Feature Request: hedged request between the external cache and the object storage

thanos-io / thanos

Highly available Prometheus setup with long term storage capabilities. A CNCF Incubating project.

https://thanos.io

Apache License 2.0

13.03k stars 2.09k forks source link

Feature Request: hedged request between the external cache and the object storage #6712

Open damnever opened 1 year ago

damnever commented 1 year ago

Is your proposal related to a problem?

The long-tail requests sometimes are inevitable between the store-gateway and the external cache service. Lowering the timeouts between the store-gateway and the cache service isn't a proper way to address this problem.

Describe the solution you'd like

If accessing the external cache service takes too long, issue a hedged request to the object storage, as object storages have reasonable latency on average nowadays.

Describe alternatives you've considered

Additional context

GiedriusS commented 1 year ago

I had a similar idea. We could use this https://github.com/cristalhq/hedgedhttp HTTP client to implement this. Just before that, we could make it better by estimating the 90th percentile and automatically sending a hedged request if the duration exceeds that. T-Digest seems like a good option for estimating the percentiles. Ideally, we would like to avoid specifying a threshold from which another request should be sent.

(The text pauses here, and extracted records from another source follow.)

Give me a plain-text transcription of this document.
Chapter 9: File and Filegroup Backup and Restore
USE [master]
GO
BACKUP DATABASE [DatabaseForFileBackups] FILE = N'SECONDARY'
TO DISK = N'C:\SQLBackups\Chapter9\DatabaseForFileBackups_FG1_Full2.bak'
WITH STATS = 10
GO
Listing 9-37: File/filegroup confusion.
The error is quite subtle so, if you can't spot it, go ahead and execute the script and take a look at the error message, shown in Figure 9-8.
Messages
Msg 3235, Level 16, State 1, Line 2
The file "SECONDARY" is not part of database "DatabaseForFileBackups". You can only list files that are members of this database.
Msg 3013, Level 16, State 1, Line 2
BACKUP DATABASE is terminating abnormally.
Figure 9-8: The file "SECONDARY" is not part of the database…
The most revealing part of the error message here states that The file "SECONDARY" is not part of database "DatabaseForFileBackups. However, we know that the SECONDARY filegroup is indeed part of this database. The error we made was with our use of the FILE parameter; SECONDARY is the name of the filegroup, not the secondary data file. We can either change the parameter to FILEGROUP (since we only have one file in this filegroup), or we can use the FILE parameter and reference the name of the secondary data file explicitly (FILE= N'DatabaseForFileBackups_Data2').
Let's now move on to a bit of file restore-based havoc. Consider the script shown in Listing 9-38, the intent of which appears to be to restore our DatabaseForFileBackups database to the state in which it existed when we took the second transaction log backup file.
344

Vanshikav123 commented 11 months ago

Hello @GiedriusS can I work on this ?

GiedriusS commented 11 months ago

@Vanshikav123 sure. https://github.com/cristalhq/hedgedhttp/pull/52 that client now supports dynamic thresholds/durations so shouldn't be too hard to implement with t-digest :thinking:

Vanshikav123 commented 11 months ago

@GiedriusS it would be great help if you provide me with some references for this issue.

rahulbansal3005 commented 2 months ago

Hi @GiedriusS @damnever, I am interested in working on this issue, in the LFX term 3.

Zyyeric commented 1 month ago

Hi @GiedriusS ! I am very interested in working on this issue through LFX. Just wondering do I need to submit a proposal on the implementation?

GiedriusS commented 1 month ago

Please submit everything through the LFX website 😊

aakashbansode2310 commented 1 month ago

Hello @GiedriusS @saswatamcode, I hope this message finds you well. My name is Aakash Undergraduate from IIT Bombay, and I am excited to contribute to the implementation of hedged requests for reducing tail latency in Thanos. I'm eager to help enhance the performance and reliability of Thanos and would greatly appreciate your guidance. I'm looking forward to collaborating and making this improvement together!

mani1911 commented 1 month ago

I am really interested in contributing to Thanos. Is there any pretests that I can work on? @damnever @GiedriusS Should I submit my proposal through cover letter (LFX term 3)?

saswatamcode commented 1 month ago

Yes, please submit everything using the LFX website 🙂

mani1911 commented 1 month ago

Yes, please submit everything using the LFX website 🙂

Is there any pre task that can help me understand Thanos better? I looked up on the working of Thanos.

Zyyeric commented 1 month ago

@GiedriusS @saswatamcode I am a bit confused about how https://github.com/cristalhq/hedgedhttp would be able to achieve this task. The hedge HTTP client in this implementation would send HTTP requests to the same destination, while in this use case, the first and second requests shall be sent to different services, external cache service, and obj respectively. Would something like a timeout monitoring mechanism since the first request, and then sending the second request using the same HTTP client if latency > t-digest.Quantile(90) make sense?

GiedriusS commented 1 month ago

Yeah, sorry for the confusion 🤦 hedging between two different systems doesn't make sense. Cache operations are supposed to be ultra fast. I believe the original issue is that with some k/v storages like memcached one is always forced to download the same data. So, in case the cached data is big, it takes a long time. This could be solved by having a two layered cache. We use client-side caching in Redis to solve this problem and it works well. With it, hot items don't need to be re-downloaded constantly because they are kept in memory. I will edit the title/description once I have some time unless someone disagrees.

And yes, I do imagine it to work something like that. The hedged HTTP client works like that - it sends another request if some timeout is reached. We could use the t-digest library to avoid the guesswork of setting the latency after which to send another request manually.

milinddethe15 commented 1 month ago

@GiedriusS If you have a moment, could you clarify this for me?

Do obj storage providers internally manage query requests among replicas? If not then do we need to make thanos do that for hedged requests? https://cloud-native.slack.com/archives/CK5RSSC10/p1723450096247419?thread_ts=1723358359.204139&cid=CK5RSSC10

yeya24 commented 5 days ago

@GiedriusS Is this issue still valid? From your comment looks like we can still have some sort of hedging but not using hedgedhttp library?